Sam Smargon (Adjunct Faculty), Caroline Herter (2L), Oliver Silva (2L), Maya Frucht (3L), Katharine Sposato (2L)
In February 2012, a 19-year-old Pensacola man was sentenced to life in prison for an armed robbery he did not commit. At the time of the crime, Jerome Hill was at his job babysitting his nieces and nephews for his sister.
Miami Law’s Innocence Clinic has been litigating Hill’s case since 2014 and found the case weak from the start: There was no physical evidence connecting Hill to the crime. The only other evidence was the questionable identification from two eyewitnesses whose testimony was never challenged at trial.
The clinic is dedicated to identifying wrongful convictions and exonerating innocent individuals like Hill. The clinic has taken Hill’s case from the Circuit Court in Escambia County to the First District Court of Appeal, and now to the Federal District Court for the Northern District of Florida. While the clinic is still fighting to get Hill relief, he remains in prison 700 miles from his family.
“Knowing Hill turned to us in his most desperate time made working on his case that much more rewarding,” said second-year student Oliver Silva. “Hill’s continuing hope has inspired us all.”
At trial, Hill’s lawyer did nothing to challenge the shaky eyewitness identification that formed the basis of his wrongful conviction.
“Eyewitness identification is the leading cause of wrongful convictions nationwide,” said Innocence Clinic Director Craig Trocino. Additionally, trial counsel failed to follow up with two alibi witnesses and one additional eyewitness who testified Hill was not at the scene or the burglary. Had the jury heard any of this testimony, Hill would not be in prison today, Trocino said.
Despite evidentiary hearing testimony that the case was “weak” and credible testimony that Hill was not the person involved, Florida State courts refused to grant any relief. Hill must now convince a federal court that he deserves a new trial. The clinic filed a petition for writ of habeas corpus in the United States District Court for the Northern District of Florida.
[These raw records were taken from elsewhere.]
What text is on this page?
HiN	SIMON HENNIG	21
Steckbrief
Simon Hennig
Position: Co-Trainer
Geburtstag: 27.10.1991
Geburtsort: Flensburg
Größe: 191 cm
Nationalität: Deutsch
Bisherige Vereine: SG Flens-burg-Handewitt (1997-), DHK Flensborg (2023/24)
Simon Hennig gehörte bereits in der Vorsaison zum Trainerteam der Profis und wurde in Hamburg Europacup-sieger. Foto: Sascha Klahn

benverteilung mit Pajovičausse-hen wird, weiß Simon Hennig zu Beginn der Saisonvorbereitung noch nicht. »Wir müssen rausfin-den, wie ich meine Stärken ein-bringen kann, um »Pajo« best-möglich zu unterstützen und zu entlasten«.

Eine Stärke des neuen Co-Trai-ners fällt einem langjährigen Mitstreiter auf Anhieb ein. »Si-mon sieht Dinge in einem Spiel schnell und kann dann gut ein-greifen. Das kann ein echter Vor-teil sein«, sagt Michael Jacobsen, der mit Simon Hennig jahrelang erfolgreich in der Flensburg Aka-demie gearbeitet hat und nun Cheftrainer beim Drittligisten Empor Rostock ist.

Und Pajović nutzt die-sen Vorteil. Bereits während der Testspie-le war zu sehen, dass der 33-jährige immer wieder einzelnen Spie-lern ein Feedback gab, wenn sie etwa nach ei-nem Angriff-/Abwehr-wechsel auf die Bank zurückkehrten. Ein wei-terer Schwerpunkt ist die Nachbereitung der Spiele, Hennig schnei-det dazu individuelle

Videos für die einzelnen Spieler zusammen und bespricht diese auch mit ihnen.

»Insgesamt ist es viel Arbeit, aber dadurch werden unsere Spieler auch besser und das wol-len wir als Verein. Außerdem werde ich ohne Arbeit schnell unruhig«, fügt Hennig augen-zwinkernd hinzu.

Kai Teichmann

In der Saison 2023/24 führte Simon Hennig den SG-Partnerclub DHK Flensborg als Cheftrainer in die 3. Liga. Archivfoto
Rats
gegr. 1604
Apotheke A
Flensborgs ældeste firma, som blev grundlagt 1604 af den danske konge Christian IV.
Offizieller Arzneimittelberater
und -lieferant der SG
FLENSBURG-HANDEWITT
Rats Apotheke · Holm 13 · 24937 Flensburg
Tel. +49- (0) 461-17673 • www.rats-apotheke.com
“Federal habeas petitions are some of the most complicated of all criminal filings,” said Trocino. “The students in the clinic did a remarkable job in preparing this petition.”
Students in the clinic get the opportunity to work on actual cases that get litigated at the highest levels. Second-year Caroline Herter said the case was an eye-opener. Before working in the clinic, she “could not have imagined that someone could do so little to represent their client facing a life sentence, or that someone could be convicted at all with such a weak case against him.”
The work the clinic does has broad application for clients and students alike. “Working on this petition has been the best experience I’ve had all through law school,” said second-year Nicholas Sconzo. “I will always look back on the writing skills and practical experience I have gained through this process, especially in light of all the good that we are doing.”